Highlights at the American Museum of Natural History
- Feel the drama of the undersea world in the Milstein Hall of Ocean Life, featuring models of more than 750 sea creatures, including the 94-foot-long, 21,000-pound model of a blue whale suspended from the ceiling.
- See more than 130 scientifically significant meteorites in the Arthur Ross Hall of Meteorites and learn what the rocky space fragments may tell us about the formation and evolution of the Sun and planets.
- Spend time exploring the museum’s famed series of fossil halls, including the dinosaur halls that feature the largest collection of dinosaur fossils in the world, including imposing mounts of Tyrannosaurus rex and Apatosaurus.

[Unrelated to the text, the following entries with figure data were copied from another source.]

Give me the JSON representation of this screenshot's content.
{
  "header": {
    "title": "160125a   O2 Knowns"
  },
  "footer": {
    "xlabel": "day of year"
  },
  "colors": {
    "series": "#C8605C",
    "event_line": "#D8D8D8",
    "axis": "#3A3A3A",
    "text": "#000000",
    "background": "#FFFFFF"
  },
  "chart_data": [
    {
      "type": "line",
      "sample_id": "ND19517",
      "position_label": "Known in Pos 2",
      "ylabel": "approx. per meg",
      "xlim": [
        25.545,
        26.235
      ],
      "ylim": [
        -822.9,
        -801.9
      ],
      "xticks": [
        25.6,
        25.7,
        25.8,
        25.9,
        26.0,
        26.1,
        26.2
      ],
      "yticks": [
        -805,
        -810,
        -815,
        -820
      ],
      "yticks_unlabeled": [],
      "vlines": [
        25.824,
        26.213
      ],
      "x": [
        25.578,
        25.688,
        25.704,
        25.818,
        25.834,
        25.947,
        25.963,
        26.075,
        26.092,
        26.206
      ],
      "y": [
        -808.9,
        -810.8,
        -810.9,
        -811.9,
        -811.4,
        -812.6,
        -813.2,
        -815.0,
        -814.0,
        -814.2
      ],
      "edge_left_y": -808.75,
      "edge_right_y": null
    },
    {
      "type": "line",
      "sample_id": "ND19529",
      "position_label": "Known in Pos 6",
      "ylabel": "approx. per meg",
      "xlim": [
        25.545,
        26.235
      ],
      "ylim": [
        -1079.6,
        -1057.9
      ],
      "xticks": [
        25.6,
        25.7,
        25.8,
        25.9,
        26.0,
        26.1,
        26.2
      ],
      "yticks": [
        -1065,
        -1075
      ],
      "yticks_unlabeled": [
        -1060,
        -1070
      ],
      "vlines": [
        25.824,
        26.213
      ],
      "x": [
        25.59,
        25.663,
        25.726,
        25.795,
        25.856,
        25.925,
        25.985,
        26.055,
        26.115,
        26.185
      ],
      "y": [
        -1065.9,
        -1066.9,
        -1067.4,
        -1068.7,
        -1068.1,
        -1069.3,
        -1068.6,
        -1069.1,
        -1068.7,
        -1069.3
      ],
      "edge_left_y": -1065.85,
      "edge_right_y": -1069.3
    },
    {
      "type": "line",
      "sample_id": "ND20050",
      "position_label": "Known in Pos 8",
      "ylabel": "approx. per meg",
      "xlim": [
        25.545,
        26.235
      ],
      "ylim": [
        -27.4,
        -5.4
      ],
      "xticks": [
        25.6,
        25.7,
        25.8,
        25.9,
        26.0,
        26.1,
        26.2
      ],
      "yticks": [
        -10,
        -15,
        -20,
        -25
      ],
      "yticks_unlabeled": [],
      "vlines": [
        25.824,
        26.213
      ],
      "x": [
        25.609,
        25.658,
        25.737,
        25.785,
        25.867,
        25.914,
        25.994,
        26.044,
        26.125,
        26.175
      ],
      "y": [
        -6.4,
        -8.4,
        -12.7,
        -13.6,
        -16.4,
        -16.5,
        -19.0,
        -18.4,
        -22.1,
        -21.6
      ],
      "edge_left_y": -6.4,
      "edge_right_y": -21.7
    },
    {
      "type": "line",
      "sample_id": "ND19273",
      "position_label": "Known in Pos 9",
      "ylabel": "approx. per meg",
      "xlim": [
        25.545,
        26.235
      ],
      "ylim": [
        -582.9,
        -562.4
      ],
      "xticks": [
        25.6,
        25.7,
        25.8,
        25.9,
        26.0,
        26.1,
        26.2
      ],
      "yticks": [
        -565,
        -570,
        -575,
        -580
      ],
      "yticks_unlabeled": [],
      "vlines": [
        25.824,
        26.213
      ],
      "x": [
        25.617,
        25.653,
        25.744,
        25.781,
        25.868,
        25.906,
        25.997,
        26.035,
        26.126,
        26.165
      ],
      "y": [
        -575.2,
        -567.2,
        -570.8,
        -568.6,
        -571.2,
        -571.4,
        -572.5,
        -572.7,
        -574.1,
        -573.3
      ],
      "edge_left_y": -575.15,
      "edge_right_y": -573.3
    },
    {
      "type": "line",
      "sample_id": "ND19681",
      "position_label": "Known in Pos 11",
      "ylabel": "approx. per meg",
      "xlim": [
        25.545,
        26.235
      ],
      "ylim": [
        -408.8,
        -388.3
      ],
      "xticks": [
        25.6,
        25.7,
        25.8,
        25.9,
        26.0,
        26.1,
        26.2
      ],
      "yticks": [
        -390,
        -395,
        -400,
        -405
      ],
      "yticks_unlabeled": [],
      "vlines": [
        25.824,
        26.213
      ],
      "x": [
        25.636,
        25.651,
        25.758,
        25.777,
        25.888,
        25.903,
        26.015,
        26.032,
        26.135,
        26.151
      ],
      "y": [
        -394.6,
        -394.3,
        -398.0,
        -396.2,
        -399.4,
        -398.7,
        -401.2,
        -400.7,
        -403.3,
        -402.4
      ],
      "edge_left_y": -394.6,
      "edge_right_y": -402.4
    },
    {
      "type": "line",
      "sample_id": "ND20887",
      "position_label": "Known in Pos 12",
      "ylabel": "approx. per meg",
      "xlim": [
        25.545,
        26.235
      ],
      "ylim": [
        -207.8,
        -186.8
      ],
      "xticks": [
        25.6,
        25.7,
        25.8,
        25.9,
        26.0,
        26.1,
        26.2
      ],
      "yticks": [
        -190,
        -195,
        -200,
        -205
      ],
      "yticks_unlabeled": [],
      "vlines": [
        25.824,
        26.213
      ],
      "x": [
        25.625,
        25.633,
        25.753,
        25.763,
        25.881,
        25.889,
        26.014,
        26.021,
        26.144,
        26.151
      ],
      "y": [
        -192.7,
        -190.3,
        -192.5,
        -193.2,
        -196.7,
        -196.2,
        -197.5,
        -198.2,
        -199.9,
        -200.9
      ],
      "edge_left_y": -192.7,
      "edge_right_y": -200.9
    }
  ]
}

- Learn about the evolutionary story of the human family and travel the world in the Human Origins and Cultural Halls, with halls examining the cultures of Asia, Africa, North and South America and the Pacific.
- Don’t miss the renowned dioramas in the Mammal Halls, with precise depictions of geographic locations and anatomically correct specimens from around the globe.
- Visit the spectacular Hayden Sphere and explore the 13-billion year history of the Universe at the Rose Center for Earth and Science.
The American Museum of Natural History also has a planetarium and an IMAX theater, as well as special visiting exhibitions and plenty of places to eat and shop. The dinosaur wing is a must-see, and if you have time, lie down under the life-size model of a blue whale in the Milstein Hall of Ocean Life.
The museum is located at 79th Street and Central Park West, accessible via the B C trains of the New York City Subway. There is a low-level floor direct access into the museum via the 81st Street – Museum of Natural History subway station on the IND Eighth Avenue Line at the south end of the upper platform (where uptown trains arrive).
On a pedestal outside the museum’s Columbus Avenue entrance is a stainless steel time capsule, which was created after a design competition that was won by Santiago Calatrava. The capsule was sealed at the beginning of 2000, to mark the beginning of the 3rd millennium. It takes the form of a folded saddle-shaped volume, symmetrical on multiple axes, that explores formal properties of folded spherical frames. Calatrava described it as “a flower”. The plan is that the capsule will be opened in the year 3000.